Former wiki on businesses

Yellowikis was a MediaWiki website collecting basic information about businesses. This information included basic contact details such as company name, address, websites, and telephone numbers, as well as internal Yellowiki wikilinks to competitors. Yellowikis was launched in January 2005. As of March 2011, the main page of Yellowikis had been translated into more than twenty five different languages.

Some users also entered a number of codes, including the two letter country code, as well as an International Standard Industrial Classification, North American Industry Classification or US Standard Industrial Classification. Some users are also adding geocodes, and Skype IDs.

== Legal Issues ==
Commercial business listing company Yell Limited requested that the founders of Yellowikis, Paul Youlten and Rosa Blaus, amend their site, claiming that Yellowikis was "passing itself off" as being associated with Yell.com and that people would confuse the two organisations. This was in July 2006.

This might be considered to be anti-competitive behaviour in the eyes of certain commentators, however, such claims are unlikely to carry any water from any legal perspective.

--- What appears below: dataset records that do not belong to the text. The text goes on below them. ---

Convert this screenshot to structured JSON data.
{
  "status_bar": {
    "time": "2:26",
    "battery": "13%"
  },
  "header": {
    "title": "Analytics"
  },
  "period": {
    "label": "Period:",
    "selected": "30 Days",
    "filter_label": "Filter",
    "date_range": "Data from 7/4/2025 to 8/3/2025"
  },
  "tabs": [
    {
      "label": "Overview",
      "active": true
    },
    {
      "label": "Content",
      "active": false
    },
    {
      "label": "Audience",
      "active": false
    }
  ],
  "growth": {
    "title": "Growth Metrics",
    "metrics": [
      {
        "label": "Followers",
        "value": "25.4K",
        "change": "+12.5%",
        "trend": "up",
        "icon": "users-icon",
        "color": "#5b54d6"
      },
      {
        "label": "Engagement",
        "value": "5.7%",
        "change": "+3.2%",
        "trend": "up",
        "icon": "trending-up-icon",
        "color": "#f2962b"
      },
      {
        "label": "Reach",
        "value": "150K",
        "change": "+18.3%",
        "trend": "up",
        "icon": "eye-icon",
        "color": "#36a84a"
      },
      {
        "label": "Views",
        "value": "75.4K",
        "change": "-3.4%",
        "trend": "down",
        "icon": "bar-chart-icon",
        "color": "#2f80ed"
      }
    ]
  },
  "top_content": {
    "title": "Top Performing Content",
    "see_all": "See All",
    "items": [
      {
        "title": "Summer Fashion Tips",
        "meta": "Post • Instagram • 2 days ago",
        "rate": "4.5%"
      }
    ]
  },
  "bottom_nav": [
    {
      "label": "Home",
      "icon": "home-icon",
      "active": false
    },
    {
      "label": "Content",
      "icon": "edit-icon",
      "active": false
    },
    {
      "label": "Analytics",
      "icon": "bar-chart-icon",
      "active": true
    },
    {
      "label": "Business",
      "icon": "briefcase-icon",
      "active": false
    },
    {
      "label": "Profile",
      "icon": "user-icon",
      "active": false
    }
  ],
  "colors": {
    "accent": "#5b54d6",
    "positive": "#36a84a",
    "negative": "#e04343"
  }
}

Yell's claim is given considerable weight by the slogan on Yellowiki's front page that they are "Yellow Pages for the 21st Century" although in their public protestations, Yellowikis claimed that they were not trying to create an association between themselves and Yellow Pages. Yellow Pages is a registered trade mark in many countries, including the United Kingdom.

In some territories, however, the mark has lost its distinctiveness as a source of origin of goods and services. From 9 to 14 October 2006, the domain address redirected to the new Owikis website, which stated "the trademark dispute between Yell Limited and Paul Youlten, concerning the Yellowikis website, has been satisfactorily resolved."

The Yellowikis website reappeared on 15 October 2006 with the explanation that United Kingdom users would have to use Owikis, without the "Yell" in the domain name and without the colour yellow in the logo. International users could continue to use Yellowikis. As of , the Owikis site is not yet available. As of May 2014, the main page is dead.